No recuerdo exactamente en qué circunstancias decidí romper mi voto pero cualquiera puede imaginar que yo también acabé leyendo “Camino de Sirga”. Por eso estamos aquí ahora. Supongo que lo que me llevó a cambiar de parecer fue el hecho de que el libro hubiera sido editado por Anagrama en su colección “Narrativas Hispánicas”. En los ochenta, y quizás todavía ahora, Anagrama era la editorial más molona. Su inconfundible diseño de portada, fondo amarillo para los escritores extranjeros y verde grisáceo para los hispanos, era una invitación al viaje a través de la mejor literatura. Auster, Highsmith, Ford. Raymond Carver, Rafael Chirbes, Joseph Roth. En Anagrama no publicaba cualquiera, eso era un hecho. ¿Y si mi madre decía la verdad? ¿Y si era cierto que tenía un amigo escritor? ¿Y si ese escritor era uno de los grandes? ¿Acaso iba a quedarme con la duda?
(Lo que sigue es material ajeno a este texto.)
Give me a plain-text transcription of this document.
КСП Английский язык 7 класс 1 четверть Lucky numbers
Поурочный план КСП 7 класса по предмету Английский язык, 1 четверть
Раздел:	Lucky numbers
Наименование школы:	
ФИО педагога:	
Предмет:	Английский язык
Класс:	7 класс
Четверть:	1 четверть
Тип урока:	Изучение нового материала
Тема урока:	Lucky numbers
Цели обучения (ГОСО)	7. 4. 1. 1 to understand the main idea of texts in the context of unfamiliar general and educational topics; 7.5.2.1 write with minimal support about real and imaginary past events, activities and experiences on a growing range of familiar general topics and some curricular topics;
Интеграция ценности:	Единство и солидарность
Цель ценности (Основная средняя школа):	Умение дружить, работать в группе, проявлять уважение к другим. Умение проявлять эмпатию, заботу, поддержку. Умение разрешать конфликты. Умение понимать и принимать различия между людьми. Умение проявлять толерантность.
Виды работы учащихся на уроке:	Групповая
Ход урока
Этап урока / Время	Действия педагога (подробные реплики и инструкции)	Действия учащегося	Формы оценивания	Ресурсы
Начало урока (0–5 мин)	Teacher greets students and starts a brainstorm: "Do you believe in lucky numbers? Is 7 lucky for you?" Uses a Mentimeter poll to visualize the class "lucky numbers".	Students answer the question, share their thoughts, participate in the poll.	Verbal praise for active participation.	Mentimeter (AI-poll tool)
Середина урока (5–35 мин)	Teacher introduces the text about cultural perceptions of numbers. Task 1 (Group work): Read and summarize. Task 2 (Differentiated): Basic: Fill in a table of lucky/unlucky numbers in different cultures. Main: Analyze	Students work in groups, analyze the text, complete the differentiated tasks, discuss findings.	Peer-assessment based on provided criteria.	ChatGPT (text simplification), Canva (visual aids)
Lo primero que llama la atención de “Camino de sirga” es su intensidad. Puede que Moncada quisiera compilar el universo emocional de un pequeño pueblo fronterizo, recoger sus voces, su lengua, sus tipologías humanas, sus viejas historias. Pero está claro que para ello no se planteó realizar concesión alguna. Ni “Camino de sirga” ni ninguna de sus otras obras es fácil. Más bien lo contrario. Hablé de ello con él en alguna ocasión. Moncada no era un escritor costumbrista, ni un condescendiente cronista local. Moncada no escribía para los mequinenzanos. O, al menos, no solo para ellos. Utilizaba materiales locales para tejer historias con aspiración universal. Eso lo tenía clarísimo.

Leí “Camino de sirga” aceptando el reto que su autor planteaba. Conocía bien muchos de los episodios narrados en el libro por boca de mis familiares cercanos, conocía la identidad verdadera de algunos de los personajes gracias a las aclaraciones de mi madre, conocía el espacio físico en el que se desarrollaba la narración, pero todo ese conocimiento acumulado no conseguía empañar el peso de aquello que, como lector, siempre he buscado en toda novela: la aspiración de su autor a proporcionar respuestas universales sencillas a preguntas universales complejas. Moncada había nacido en el mismo pueblo que mi madre pero podría haber nacido en Ciudad del Cabo, en Buenos Aires, en Newark o en el condado de Yoknapatawpha.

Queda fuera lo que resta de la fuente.